Government officials, however, were quick to point out that Arce had not ruled out negotiations on a cease-fire, only on a ``political dialogue'' with the contras. In fact, the Sandinista Assembly meeting that Arce addressed had privately approved indirect talks with the contras earlier that day, say Assembly members. The 105-member Assembly is the Sandinistas' top consultative body.
``Nothing Arce said contradicted anything Daniel said later,'' said a top Sandinista. ``It was just a matter of tone and emphasis. Decisions in this revolution are made by consensus.''
Party militants say the strain and complexity of the peace process have provoked intense debate among the leadership, but it has ended in agreement.
``The National Directorate sometimes decides domestic policy by majority vote, almost never has to do so on foreign policy, and hasn't needed to vote once on the Esquipulas process,'' says an official familiar with the decisionmaking process. ``Dole Republicans and Reagan Republicans are more divided than the FSLN leadership.''
That impression is shared by Western diplomats who monitor Sandinista Front politics.
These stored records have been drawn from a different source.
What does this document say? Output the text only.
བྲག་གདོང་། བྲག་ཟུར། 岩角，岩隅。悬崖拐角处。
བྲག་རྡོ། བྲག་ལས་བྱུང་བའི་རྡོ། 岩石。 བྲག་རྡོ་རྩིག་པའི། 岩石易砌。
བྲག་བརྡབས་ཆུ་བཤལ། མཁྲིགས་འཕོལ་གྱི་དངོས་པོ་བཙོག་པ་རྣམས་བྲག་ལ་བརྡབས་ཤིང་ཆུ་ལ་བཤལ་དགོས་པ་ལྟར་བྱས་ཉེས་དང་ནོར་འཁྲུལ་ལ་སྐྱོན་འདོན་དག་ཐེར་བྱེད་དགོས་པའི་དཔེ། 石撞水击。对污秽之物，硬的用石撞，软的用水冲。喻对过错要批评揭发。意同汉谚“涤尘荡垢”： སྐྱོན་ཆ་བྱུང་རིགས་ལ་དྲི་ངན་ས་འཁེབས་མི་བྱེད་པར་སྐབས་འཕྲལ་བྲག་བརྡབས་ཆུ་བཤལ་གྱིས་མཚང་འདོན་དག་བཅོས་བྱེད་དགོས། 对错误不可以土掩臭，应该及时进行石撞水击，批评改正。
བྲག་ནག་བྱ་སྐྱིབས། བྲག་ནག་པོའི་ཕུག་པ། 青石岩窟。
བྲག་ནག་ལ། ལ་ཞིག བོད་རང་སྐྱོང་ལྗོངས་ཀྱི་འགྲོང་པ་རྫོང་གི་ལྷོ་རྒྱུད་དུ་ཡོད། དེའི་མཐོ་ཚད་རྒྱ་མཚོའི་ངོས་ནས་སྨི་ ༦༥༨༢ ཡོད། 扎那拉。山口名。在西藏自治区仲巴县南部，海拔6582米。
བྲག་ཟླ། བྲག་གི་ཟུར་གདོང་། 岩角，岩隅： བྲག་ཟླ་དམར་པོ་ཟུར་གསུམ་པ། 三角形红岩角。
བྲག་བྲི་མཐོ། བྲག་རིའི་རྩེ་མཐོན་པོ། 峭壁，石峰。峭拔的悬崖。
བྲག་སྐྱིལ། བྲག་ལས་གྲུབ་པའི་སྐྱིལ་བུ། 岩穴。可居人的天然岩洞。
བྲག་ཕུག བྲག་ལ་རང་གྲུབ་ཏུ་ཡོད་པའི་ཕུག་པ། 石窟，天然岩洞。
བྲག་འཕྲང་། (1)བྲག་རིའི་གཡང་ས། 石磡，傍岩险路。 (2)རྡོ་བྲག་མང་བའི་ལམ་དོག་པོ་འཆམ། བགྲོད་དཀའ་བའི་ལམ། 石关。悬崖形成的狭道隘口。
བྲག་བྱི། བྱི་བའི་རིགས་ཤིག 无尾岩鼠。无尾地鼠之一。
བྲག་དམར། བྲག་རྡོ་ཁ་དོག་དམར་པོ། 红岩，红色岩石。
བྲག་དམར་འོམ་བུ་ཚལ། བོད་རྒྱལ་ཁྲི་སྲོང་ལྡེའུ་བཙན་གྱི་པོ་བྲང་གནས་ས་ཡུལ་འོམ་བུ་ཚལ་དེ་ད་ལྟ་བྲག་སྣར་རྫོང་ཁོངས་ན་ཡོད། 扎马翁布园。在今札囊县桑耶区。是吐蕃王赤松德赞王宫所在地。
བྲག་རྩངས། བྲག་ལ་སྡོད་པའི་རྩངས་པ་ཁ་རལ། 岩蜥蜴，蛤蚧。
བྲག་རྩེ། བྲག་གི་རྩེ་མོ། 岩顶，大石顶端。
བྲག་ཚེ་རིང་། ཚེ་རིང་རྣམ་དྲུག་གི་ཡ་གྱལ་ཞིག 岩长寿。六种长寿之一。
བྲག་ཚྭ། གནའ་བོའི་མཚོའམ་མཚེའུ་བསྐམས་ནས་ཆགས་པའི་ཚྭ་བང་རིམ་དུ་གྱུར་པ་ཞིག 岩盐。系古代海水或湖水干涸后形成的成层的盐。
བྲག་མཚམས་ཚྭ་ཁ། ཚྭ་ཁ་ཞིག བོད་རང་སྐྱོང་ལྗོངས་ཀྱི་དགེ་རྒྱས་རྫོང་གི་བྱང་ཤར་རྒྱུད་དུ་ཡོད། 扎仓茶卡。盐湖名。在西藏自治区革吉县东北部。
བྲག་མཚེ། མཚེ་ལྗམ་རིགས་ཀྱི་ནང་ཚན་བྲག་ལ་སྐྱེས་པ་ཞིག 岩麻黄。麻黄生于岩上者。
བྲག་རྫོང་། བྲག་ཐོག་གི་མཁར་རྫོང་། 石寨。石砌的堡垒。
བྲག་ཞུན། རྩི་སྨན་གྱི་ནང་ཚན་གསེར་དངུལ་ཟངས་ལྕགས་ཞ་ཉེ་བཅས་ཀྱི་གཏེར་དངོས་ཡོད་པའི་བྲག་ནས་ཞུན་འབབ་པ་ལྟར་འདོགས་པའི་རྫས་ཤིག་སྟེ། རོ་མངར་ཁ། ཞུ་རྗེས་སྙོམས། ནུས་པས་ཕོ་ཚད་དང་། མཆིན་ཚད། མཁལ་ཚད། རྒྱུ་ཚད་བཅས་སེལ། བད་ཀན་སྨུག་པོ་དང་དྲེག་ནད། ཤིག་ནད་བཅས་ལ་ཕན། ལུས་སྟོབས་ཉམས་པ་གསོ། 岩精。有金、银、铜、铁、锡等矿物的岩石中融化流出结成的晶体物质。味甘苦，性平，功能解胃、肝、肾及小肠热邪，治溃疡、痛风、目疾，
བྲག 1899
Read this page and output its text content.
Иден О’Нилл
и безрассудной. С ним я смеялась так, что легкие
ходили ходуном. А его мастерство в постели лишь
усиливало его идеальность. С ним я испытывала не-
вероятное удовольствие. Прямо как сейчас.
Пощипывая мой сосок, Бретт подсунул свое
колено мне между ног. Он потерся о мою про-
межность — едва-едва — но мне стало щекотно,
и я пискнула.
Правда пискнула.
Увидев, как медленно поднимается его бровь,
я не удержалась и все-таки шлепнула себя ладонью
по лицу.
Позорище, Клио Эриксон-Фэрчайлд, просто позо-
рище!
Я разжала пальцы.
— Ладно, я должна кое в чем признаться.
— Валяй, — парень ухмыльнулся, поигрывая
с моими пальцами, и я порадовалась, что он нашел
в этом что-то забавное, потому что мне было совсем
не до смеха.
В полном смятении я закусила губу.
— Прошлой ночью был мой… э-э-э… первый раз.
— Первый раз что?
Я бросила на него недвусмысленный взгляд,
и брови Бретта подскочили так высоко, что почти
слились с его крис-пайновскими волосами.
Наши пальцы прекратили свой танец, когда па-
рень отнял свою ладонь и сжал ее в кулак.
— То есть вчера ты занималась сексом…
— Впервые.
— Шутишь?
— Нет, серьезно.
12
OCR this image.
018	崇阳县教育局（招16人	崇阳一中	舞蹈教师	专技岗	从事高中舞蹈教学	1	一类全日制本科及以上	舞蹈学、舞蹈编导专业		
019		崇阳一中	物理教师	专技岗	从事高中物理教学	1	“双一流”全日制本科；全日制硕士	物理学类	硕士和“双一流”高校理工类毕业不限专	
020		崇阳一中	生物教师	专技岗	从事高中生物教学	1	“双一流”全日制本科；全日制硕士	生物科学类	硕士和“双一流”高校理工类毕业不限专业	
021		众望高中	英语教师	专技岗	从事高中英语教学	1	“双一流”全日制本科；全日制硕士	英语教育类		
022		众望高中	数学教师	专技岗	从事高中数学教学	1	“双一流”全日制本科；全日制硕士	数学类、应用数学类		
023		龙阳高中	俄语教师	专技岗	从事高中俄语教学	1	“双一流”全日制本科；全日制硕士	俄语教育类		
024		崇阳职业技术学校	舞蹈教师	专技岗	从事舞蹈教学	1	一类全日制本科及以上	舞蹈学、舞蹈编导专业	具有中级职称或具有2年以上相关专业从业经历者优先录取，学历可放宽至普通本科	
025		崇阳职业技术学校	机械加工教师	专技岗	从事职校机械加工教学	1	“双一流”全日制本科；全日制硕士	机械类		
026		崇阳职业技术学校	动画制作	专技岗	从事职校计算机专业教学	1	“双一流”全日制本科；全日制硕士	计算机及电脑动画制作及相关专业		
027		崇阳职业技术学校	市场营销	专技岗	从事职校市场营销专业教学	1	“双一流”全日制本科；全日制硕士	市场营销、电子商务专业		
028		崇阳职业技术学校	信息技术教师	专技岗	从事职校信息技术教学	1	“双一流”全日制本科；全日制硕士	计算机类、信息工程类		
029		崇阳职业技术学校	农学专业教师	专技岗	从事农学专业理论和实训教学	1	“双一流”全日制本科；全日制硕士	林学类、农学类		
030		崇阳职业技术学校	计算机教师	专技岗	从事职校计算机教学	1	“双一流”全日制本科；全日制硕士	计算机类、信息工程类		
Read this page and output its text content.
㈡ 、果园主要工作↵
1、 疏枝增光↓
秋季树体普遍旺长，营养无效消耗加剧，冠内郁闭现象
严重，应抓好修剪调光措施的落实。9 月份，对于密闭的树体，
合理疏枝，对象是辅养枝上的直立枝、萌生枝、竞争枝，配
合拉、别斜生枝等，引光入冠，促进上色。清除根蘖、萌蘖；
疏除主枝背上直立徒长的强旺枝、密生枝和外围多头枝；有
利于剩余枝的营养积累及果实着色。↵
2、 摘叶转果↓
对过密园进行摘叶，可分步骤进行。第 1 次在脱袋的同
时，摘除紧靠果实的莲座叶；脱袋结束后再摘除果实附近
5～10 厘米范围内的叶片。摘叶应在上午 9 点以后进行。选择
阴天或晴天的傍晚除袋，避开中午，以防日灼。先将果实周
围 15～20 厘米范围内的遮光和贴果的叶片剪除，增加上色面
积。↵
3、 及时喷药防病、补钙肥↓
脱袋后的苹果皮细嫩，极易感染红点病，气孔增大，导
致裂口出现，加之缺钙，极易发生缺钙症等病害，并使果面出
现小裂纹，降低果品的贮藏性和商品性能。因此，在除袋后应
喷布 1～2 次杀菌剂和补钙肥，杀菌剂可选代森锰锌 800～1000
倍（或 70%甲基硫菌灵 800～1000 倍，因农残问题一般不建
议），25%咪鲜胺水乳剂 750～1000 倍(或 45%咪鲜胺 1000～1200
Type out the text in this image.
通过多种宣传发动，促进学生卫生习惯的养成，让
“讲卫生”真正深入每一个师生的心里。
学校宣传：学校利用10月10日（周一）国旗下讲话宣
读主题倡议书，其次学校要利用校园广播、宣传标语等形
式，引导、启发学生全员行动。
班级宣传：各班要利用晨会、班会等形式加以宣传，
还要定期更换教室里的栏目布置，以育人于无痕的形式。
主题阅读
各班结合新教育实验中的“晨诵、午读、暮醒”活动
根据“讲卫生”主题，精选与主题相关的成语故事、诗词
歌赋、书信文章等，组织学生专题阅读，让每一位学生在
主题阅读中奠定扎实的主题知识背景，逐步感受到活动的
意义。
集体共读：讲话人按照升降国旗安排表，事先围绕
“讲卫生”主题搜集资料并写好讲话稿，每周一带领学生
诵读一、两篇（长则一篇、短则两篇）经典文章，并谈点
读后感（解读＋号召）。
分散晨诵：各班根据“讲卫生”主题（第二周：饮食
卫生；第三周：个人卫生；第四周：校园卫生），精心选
``Ortega would never have stood up and announced such a contentious policy without having the other eight comandantes behind him,'' says one European diplomat. ``Especially if he knew that people further down the party structure would find it hard to accept.''
The President's announcement Nov. 5th was met with a baffled silence from his audience of 30,000 supporters in Revolution Plaza, who clearly had not expected such a policy reversal.
Since then, one Western envoy says, ``middle level party cadres have privately expressed concern to diplomats that maybe the leadership has gone too far.''
Since President Ortega signed the Esquipulas accord on Aug. 7, members of the ruling party say, the Sandinista Front has devoted innumerable party teach-ins, seminars, official press, and speeches to explain policy, and to convince skeptics that treaty requirements don't compromise revolutionary principles.
The Sandinista Assembly, which normally meets twice a year, has held two special sessions in the past three months to discuss the leadership's policies.
``We have to explain difficult things to the people ... because the people have to understand these steps in order to support them,'' said Vice-President Sergio Ram'irez Mercado. ``People here adapt themselves very quickly to new situations.''
``The National Directorate is not worried about any abyss opening up between them and the militants,'' says a top Sandinista intimately involved in explaining policy to the masses.